A quarta halachá do Perek Tet comenta a Mishná sobre quem entra numa cidade fortificada (carach) e deve orar duas vezes — uma ao entrar, outra ao sair — e a opinião de Ben Azai, que exige quatro orações. A guemará fornece as fórmulas exatas ditas na entrada e na saída, segundo os sábios e segundo Ben Azai, distingue entre acampamentos de gentios (que exigem a bênção) e de israelitas (que normalmente não a exigem, salvo em lugar de perigo), e então estende o mesmo padrão de bênção dupla — uma na entrada, outra na saída — a duas outras situações cotidianas: o uso do banheiro, com sua fórmula de respeito aos anjos que servem no lugar sagrado, e a ida à casa de banho, com sua oração por proteção contra fogo, água quente e desabamento, incluindo o debate sobre banhos aquecidos por fogo direto e a opinião de que essa oração dispensa a posição de pé.
Quem entra numa cidade fortificada ora duas vezes — uma na sua entrada e uma na sua saída.

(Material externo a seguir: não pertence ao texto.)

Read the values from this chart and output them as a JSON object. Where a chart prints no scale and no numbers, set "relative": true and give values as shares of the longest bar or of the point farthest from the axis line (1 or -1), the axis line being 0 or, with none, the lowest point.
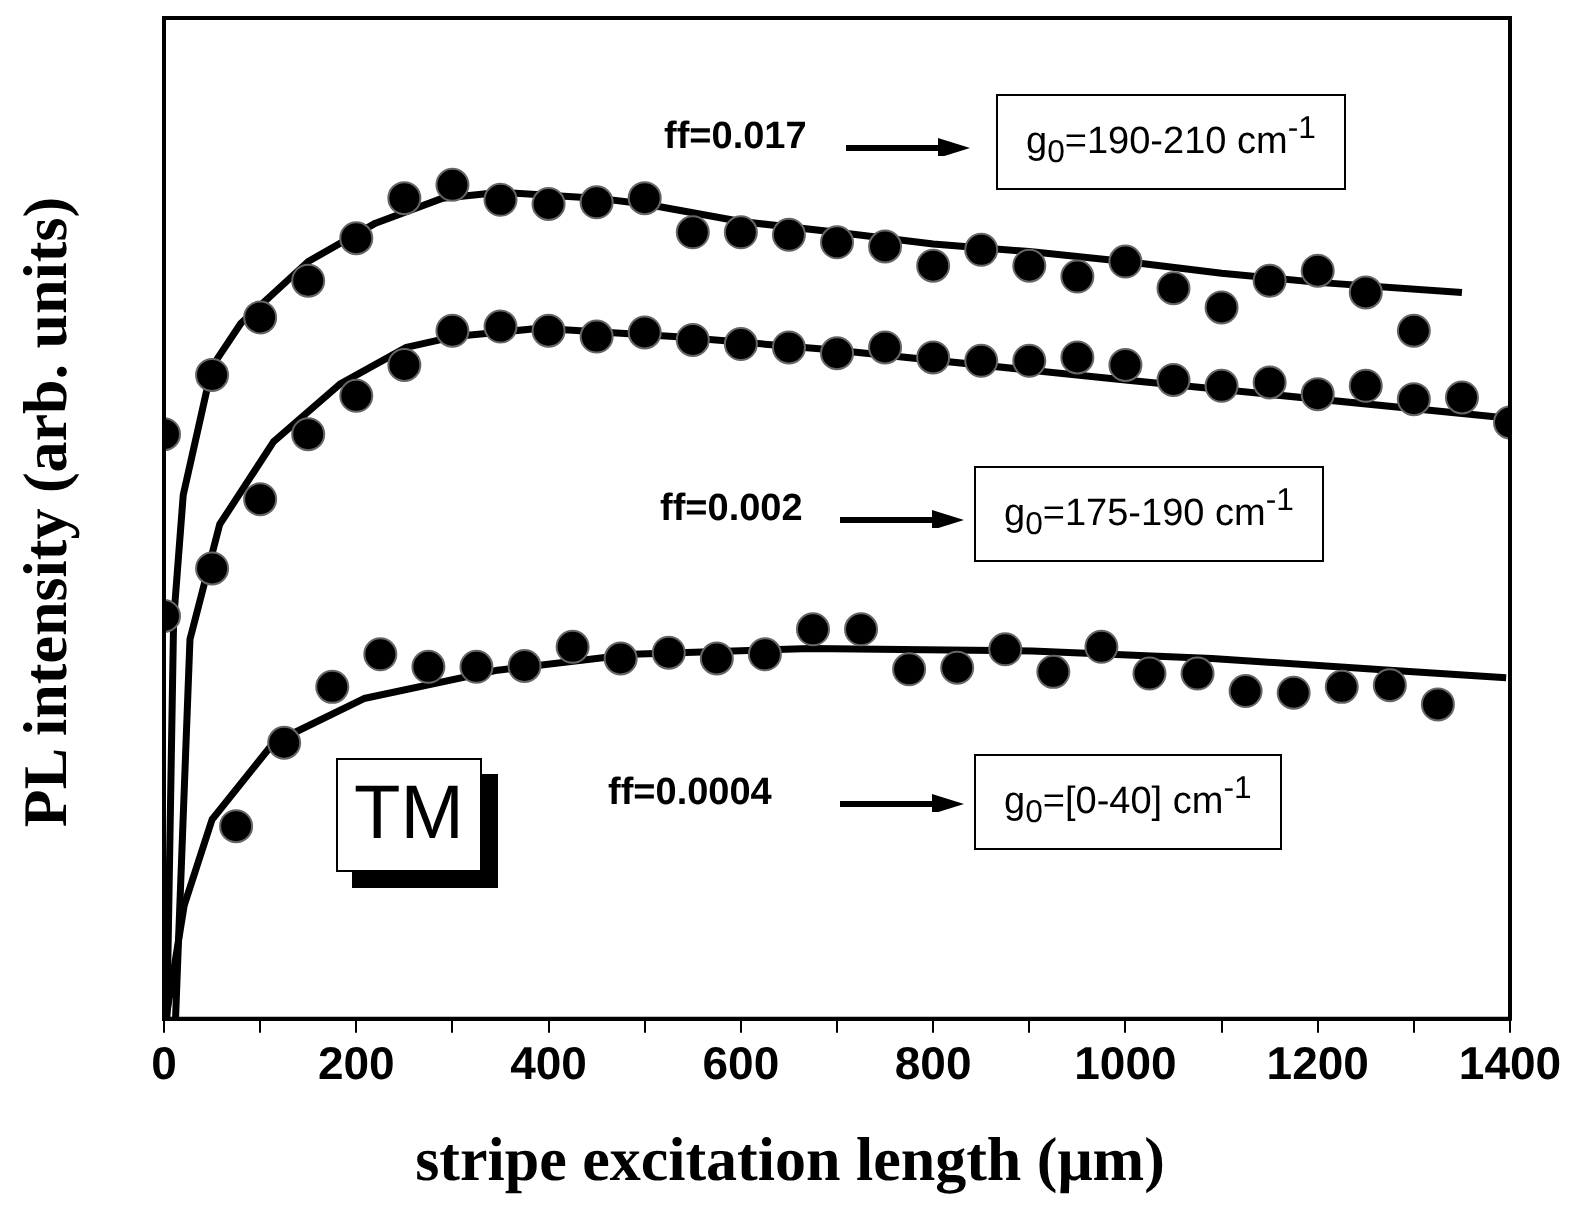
{
  "chart_data": {
    "type": "scatter",
    "xlabel": "stripe excitation length (μm)",
    "ylabel": "PL intensity (arb. units)",
    "xlim": [
      0,
      1400
    ],
    "xticks": [
      0,
      {
        "value": 100,
        "label": null
      },
      200,
      {
        "value": 300,
        "label": null
      },
      400,
      {
        "value": 500,
        "label": null
      },
      600,
      {
        "value": 700,
        "label": null
      },
      800,
      {
        "value": 900,
        "label": null
      },
      1000,
      {
        "value": 1100,
        "label": null
      },
      1200,
      {
        "value": 1300,
        "label": null
      },
      1400
    ],
    "relative": true,
    "grid": false,
    "legend": false,
    "annotations": [
      "ff=0.017",
      "g$_{0}$=190-210 cm$^{-1}$",
      "ff=0.002",
      "g$_{0}$=175-190 cm$^{-1}$",
      "ff=0.0004",
      "g$_{0}$=[0-40] cm$^{-1}$",
      "TM"
    ],
    "series": [
      {
        "marker": "circle",
        "color": "#000000",
        "x": [
          0,
          50,
          100,
          150,
          200,
          250,
          300,
          350,
          400,
          450,
          500,
          550,
          600,
          650,
          700,
          750,
          800,
          850,
          900,
          950,
          1000,
          1050,
          1100,
          1150,
          1200,
          1250,
          1300
        ],
        "values": [
          0.701,
          0.772,
          0.841,
          0.885,
          0.936,
          0.984,
          1,
          0.982,
          0.977,
          0.979,
          0.984,
          0.943,
          0.943,
          0.94,
          0.931,
          0.926,
          0.903,
          0.922,
          0.903,
          0.89,
          0.908,
          0.876,
          0.853,
          0.885,
          0.897,
          0.871,
          0.825
        ]
      },
      {
        "marker": "circle",
        "color": "#000000",
        "x": [
          0,
          50,
          100,
          150,
          200,
          250,
          300,
          350,
          400,
          450,
          500,
          550,
          600,
          650,
          700,
          750,
          800,
          850,
          900,
          950,
          1000,
          1050,
          1100,
          1150,
          1200,
          1250,
          1300,
          1350,
          1400
        ],
        "values": [
          0.483,
          0.54,
          0.623,
          0.701,
          0.747,
          0.784,
          0.825,
          0.83,
          0.825,
          0.818,
          0.823,
          0.814,
          0.809,
          0.805,
          0.798,
          0.805,
          0.793,
          0.789,
          0.789,
          0.793,
          0.784,
          0.766,
          0.759,
          0.763,
          0.749,
          0.759,
          0.743,
          0.745,
          0.715
        ]
      },
      {
        "marker": "circle",
        "color": "#000000",
        "x": [
          75,
          125,
          175,
          225,
          275,
          325,
          375,
          425,
          475,
          525,
          575,
          625,
          675,
          725,
          775,
          825,
          875,
          925,
          975,
          1025,
          1075,
          1125,
          1175,
          1225,
          1275,
          1325
        ],
        "values": [
          0.231,
          0.331,
          0.398,
          0.437,
          0.422,
          0.422,
          0.423,
          0.446,
          0.432,
          0.439,
          0.432,
          0.437,
          0.467,
          0.467,
          0.419,
          0.421,
          0.443,
          0.416,
          0.446,
          0.414,
          0.414,
          0.393,
          0.391,
          0.398,
          0.4,
          0.377
        ]
      },
      {
        "type": "line",
        "color": "#000000",
        "x": [
          3,
          10,
          20,
          50,
          80,
          150,
          220,
          290,
          350,
          450,
          500,
          600,
          700,
          800,
          900,
          1000,
          1100,
          1200,
          1350
        ],
        "values": [
          0,
          0.478,
          0.628,
          0.782,
          0.834,
          0.908,
          0.954,
          0.984,
          0.991,
          0.984,
          0.977,
          0.956,
          0.943,
          0.929,
          0.92,
          0.908,
          0.894,
          0.883,
          0.871
        ]
      },
      {
        "type": "line",
        "color": "#000000",
        "x": [
          12,
          27,
          58,
          114,
          183,
          252,
          302,
          391,
          530,
          697,
          1000,
          1400
        ],
        "values": [
          0,
          0.455,
          0.593,
          0.692,
          0.761,
          0.805,
          0.818,
          0.828,
          0.818,
          0.802,
          0.766,
          0.72
        ]
      },
      {
        "type": "line",
        "color": "#000000",
        "x": [
          2,
          21,
          50,
          114,
          208,
          347,
          487,
          672,
          903,
          1090,
          1275,
          1396
        ],
        "values": [
          0,
          0.136,
          0.239,
          0.331,
          0.384,
          0.418,
          0.437,
          0.444,
          0.441,
          0.432,
          0.418,
          0.409
        ]
      }
    ]
  }
}
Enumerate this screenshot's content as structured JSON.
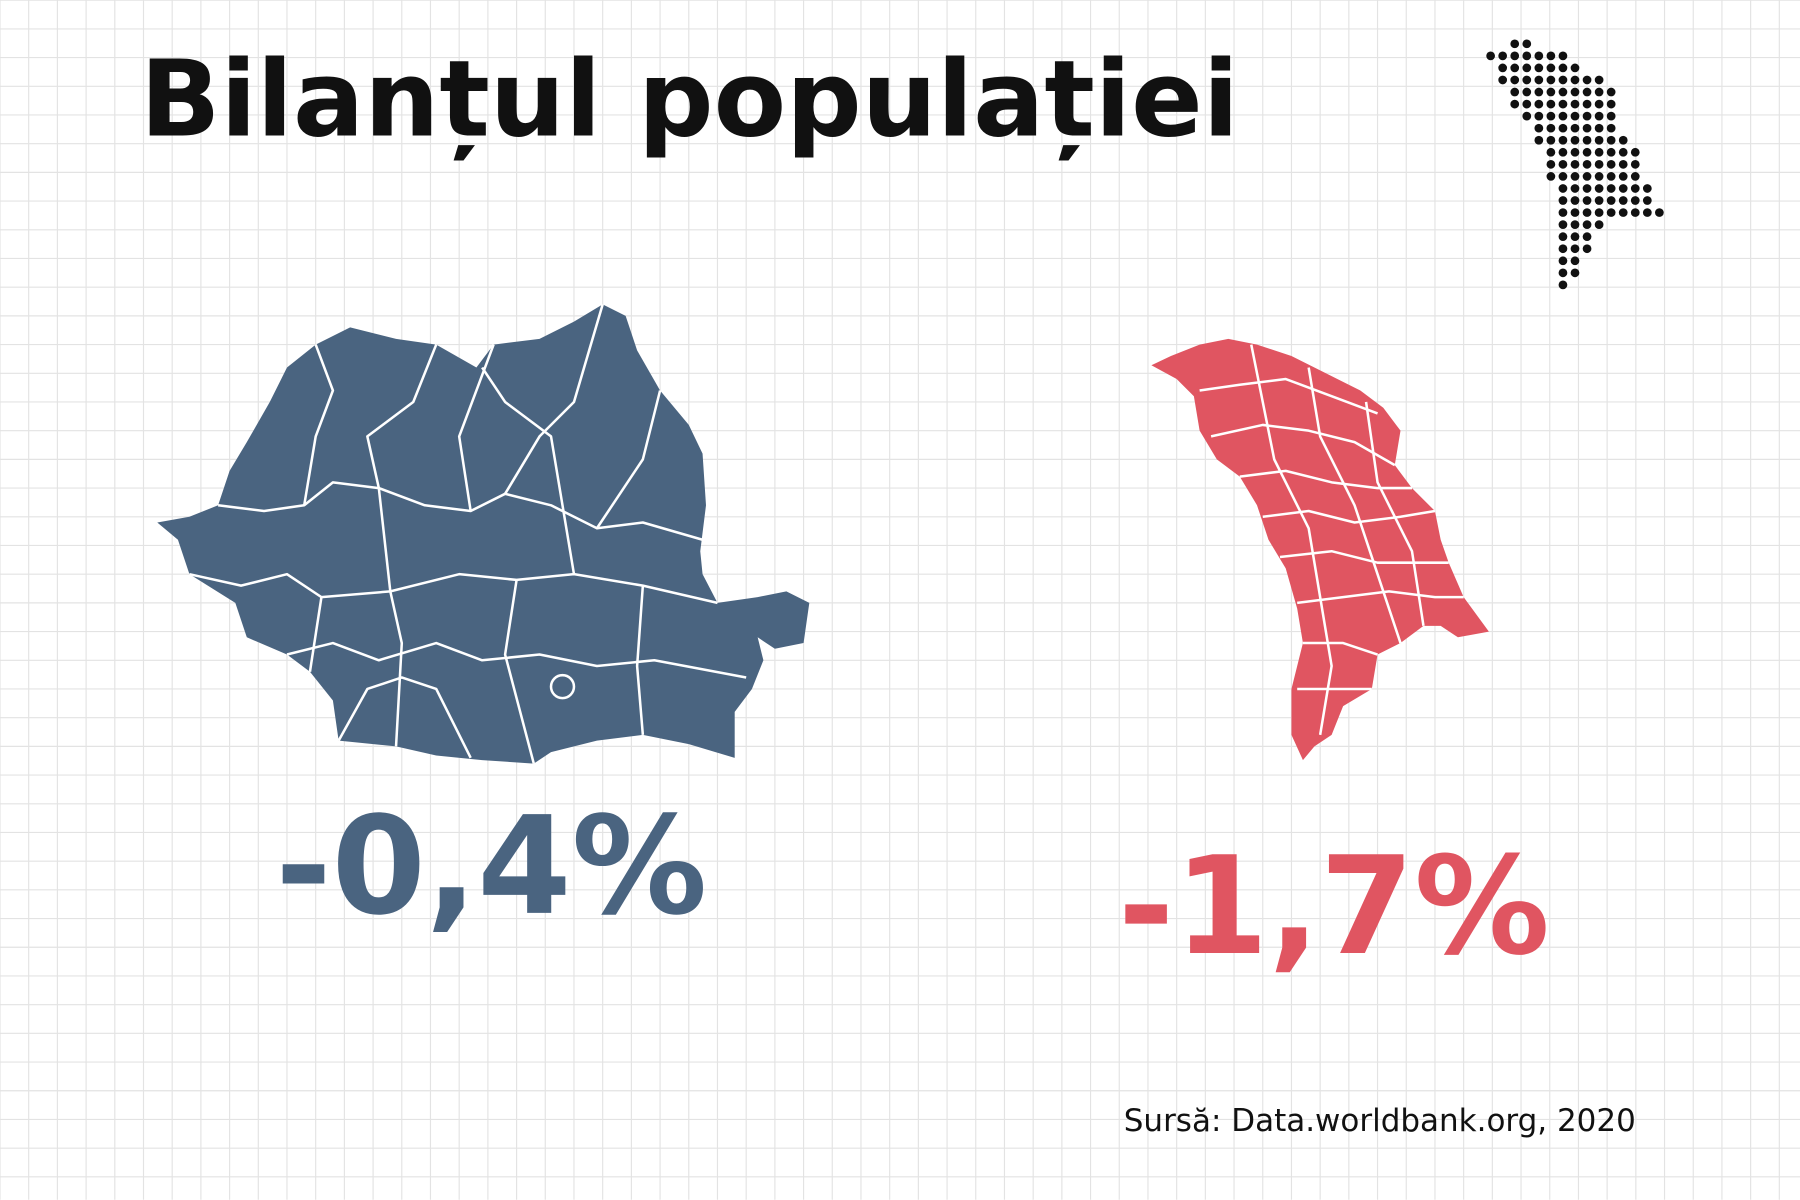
{
  "header": {
    "title": "Bilanțul populației"
  },
  "items": [
    {
      "value": "-0,4%",
      "color": "#4a6480"
    },
    {
      "value": "-1,7%",
      "color": "#e05561"
    }
  ],
  "source": "Sursă: Data.worldbank.org, 2020"
}
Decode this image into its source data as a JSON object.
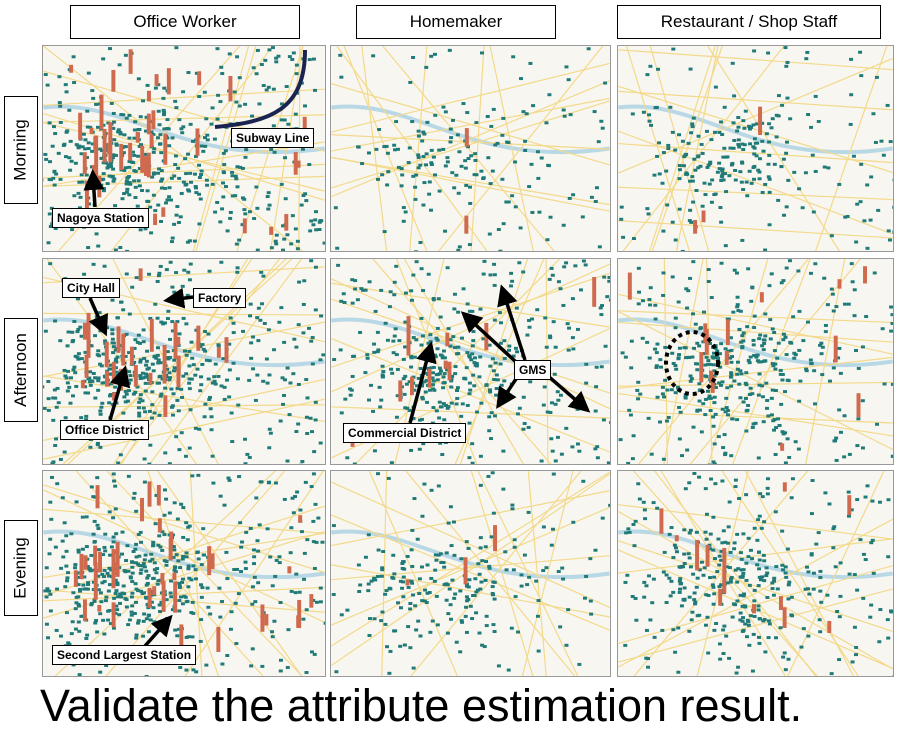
{
  "columns": [
    "Office Worker",
    "Homemaker",
    "Restaurant / Shop Staff"
  ],
  "rows": [
    "Morning",
    "Afternoon",
    "Evening"
  ],
  "annotations": {
    "subway_line": "Subway Line",
    "nagoya_station": "Nagoya Station",
    "city_hall": "City Hall",
    "factory": "Factory",
    "office_district": "Office District",
    "gms": "GMS",
    "commercial_district": "Commercial District",
    "second_largest_station": "Second Largest Station"
  },
  "colors": {
    "grid": "#1f7a78",
    "bar": "#d06a4e",
    "map_bg": "#f8f6f0",
    "road": "#f3d98a",
    "water": "#b9d8e6",
    "subway": "#1b2450"
  },
  "caption": "Validate the attribute estimation result."
}
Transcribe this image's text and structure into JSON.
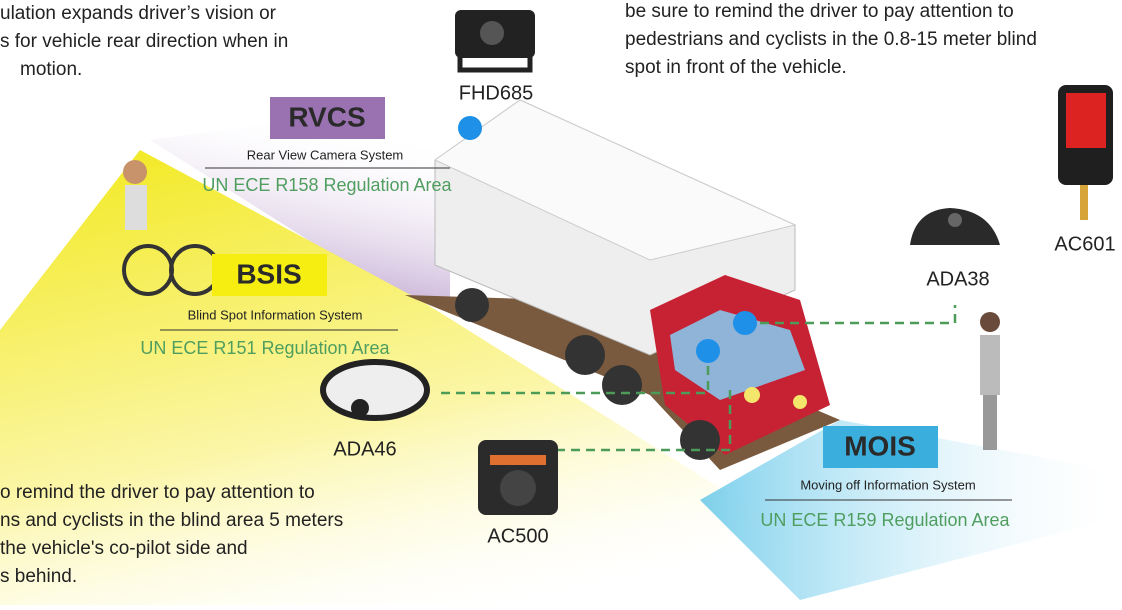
{
  "intro_rvcs": [
    "ulation expands driver’s vision or",
    "s for vehicle rear direction when in",
    "motion."
  ],
  "intro_mois": [
    "be sure to remind the driver to pay attention to",
    "pedestrians and cyclists in the 0.8-15 meter blind",
    "spot in front of the vehicle."
  ],
  "intro_bsis": [
    "o remind the driver to pay attention to",
    "ns and cyclists in the blind area 5 meters",
    "the vehicle's co-pilot side and",
    "s behind."
  ],
  "systems": {
    "rvcs": {
      "badge": "RVCS",
      "name": "Rear View Camera System",
      "regulation": "UN ECE R158 Regulation Area"
    },
    "bsis": {
      "badge": "BSIS",
      "name": "Blind Spot Information System",
      "regulation": "UN ECE R151 Regulation Area"
    },
    "mois": {
      "badge": "MOIS",
      "name": "Moving off Information System",
      "regulation": "UN ECE R159 Regulation Area"
    }
  },
  "devices": {
    "fhd685": "FHD685",
    "ada46": "ADA46",
    "ac500": "AC500",
    "ada38": "ADA38",
    "ac601": "AC601"
  }
}
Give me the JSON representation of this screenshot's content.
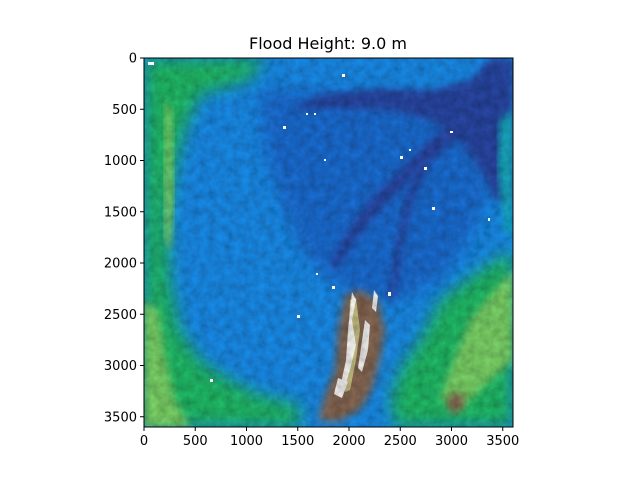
{
  "chart_data": {
    "type": "heatmap",
    "title": "Flood Height: 9.0 m",
    "xlabel": "",
    "ylabel": "",
    "xlim": [
      0,
      3600
    ],
    "ylim": [
      3600,
      0
    ],
    "x_ticks": [
      "0",
      "500",
      "1000",
      "1500",
      "2000",
      "2500",
      "3000",
      "3500"
    ],
    "y_ticks": [
      "0",
      "500",
      "1000",
      "1500",
      "2000",
      "2500",
      "3000",
      "3500"
    ],
    "colormap": "terrain",
    "masked_color": "#ffffff",
    "grid": false,
    "colors": {
      "deep": "#2a4aa8",
      "water": "#1f70d8",
      "shallow": "#1a90f0",
      "cyan": "#13b6c8",
      "green": "#22c06a",
      "light_green": "#7fd86a",
      "yellow": "#d8d890",
      "brown": "#8a6a55",
      "peak": "#e8e2dc"
    }
  }
}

Ben Azai diz: quatro — duas na entrada e duas na saída. E nelas dá agradecimento pelo que já passou e clama por ajuda para o que está por vir.
Quanto ao que se ensinou na Mishná: "quem entra numa cidade fortificada ora duas vezes, uma na sua entrada e uma na sua saída." Na sua entrada, o que diz? "Seja vontade diante de Ti, Eterno, meu D-us e D-us de meus pais, que me faças entrar nesta cidade em paz." Na sua saída, diz: "eu Te agradeço diante de Ti, Eterno, meu D-us, etc." Ben Azai diz que se abençoa quatro vezes — duas na entrada e duas na saída. Na sua entrada, ele diz: "seja vontade diante de Ti, Eterno, meu D-us e D-us de meus pais, que me faças entrar nesta cidade em paz." Já entrado, diz: "eu Te agradeço diante de Ti, Eterno, meu D-us e D-us de meus pais, que entrei em paz; assim seja vontade diante de Ti que me faças sair dela em paz." Quando estiver prestes a sair, diz: "seja vontade diante de Ti, Eterno, meu D-us, que me faças sair desta cidade em paz." Já saído, diz: "eu Te agradeço diante de Ti, Eterno, meu D-us, que me fizeste sair em paz; assim seja vontade diante de Ti que me conduzas à minha casa em paz, ou a tal lugar em paz." Isto se aplica quando o viajante passa por acampamentos de gentios; mas por acampamentos de israelitas não é necessário abençoar. Se, porém, houvesse um lugar onde costumam matar, mesmo por acampamentos de israelitas é necessário abençoar.
Quem entra no banheiro abençoa duas vezes — uma na sua entrada e uma na sua saída. Na sua entrada, o que diz? "Honra a vós, honrados, servidores do Sagrado; é de boa conduta dizer: afastai-vos do caminho. Bendito é o D-us da glória." Quando sai, o que diz? "Bendito és Tu que formaste o homem com sabedoria."
Quem entra na casa de banho ora duas vezes — uma na sua entrada e uma na sua saída. Na sua entrada, diz: "seja vontade diante de Ti, Eterno, meu D-us, que me salves da queimadura do fogo, e do dano da água quente, e do desabamento; e que não suceda mal algum à minha vida; e se suceder, que minha morte seja expiação por todas as minhas transgressões, e que me salves desta desgraça e de outra semelhante a ela no futuro por vir." Quando sai, diz: "eu Te agradeço diante de Ti, Eterno, meu D-us, que me salvaste do fogo." Disse Rabi Abahu: isto que dizes se aplica à casa de banho que é aquecida por fogo direto; mas na casa de banho que não é aquecida por fogo direto, não se diz senão a parte referente ao dano da água quente somente. Rabi Chilkiá e Rabi Simon, em nome de Rabi Yehoshua ben Levi: a oração da casa de banho não requer que se esteja de pé.
Esta quarta halachá do Perek Tet comenta a Mishná sobre quem entra numa cidade fortificada e deve orar na entrada e na saída, segundo os sábios, ou quatro vezes segundo Ben Azai. A guemará traz as fórmulas exatas de cada oração, distingue acampamentos de gentios (que exigem a bênção) dos de israelitas (que normalmente não a exigem, salvo em lugar de perigo), e estende o mesmo padrão de bênção dupla a duas outras situações do cotidiano: o banheiro, com sua fórmula de respeito aos anjos servidores e a bênção final "que formou o homem com sabedoria", e a casa de banho, com sua oração por proteção contra fogo, água quente e desabamento — incluindo a distinção de Rabi Abahu entre banhos aquecidos por fogo direto e os que não são, e a opinião de que essa oração específica dispensa a posição de pé.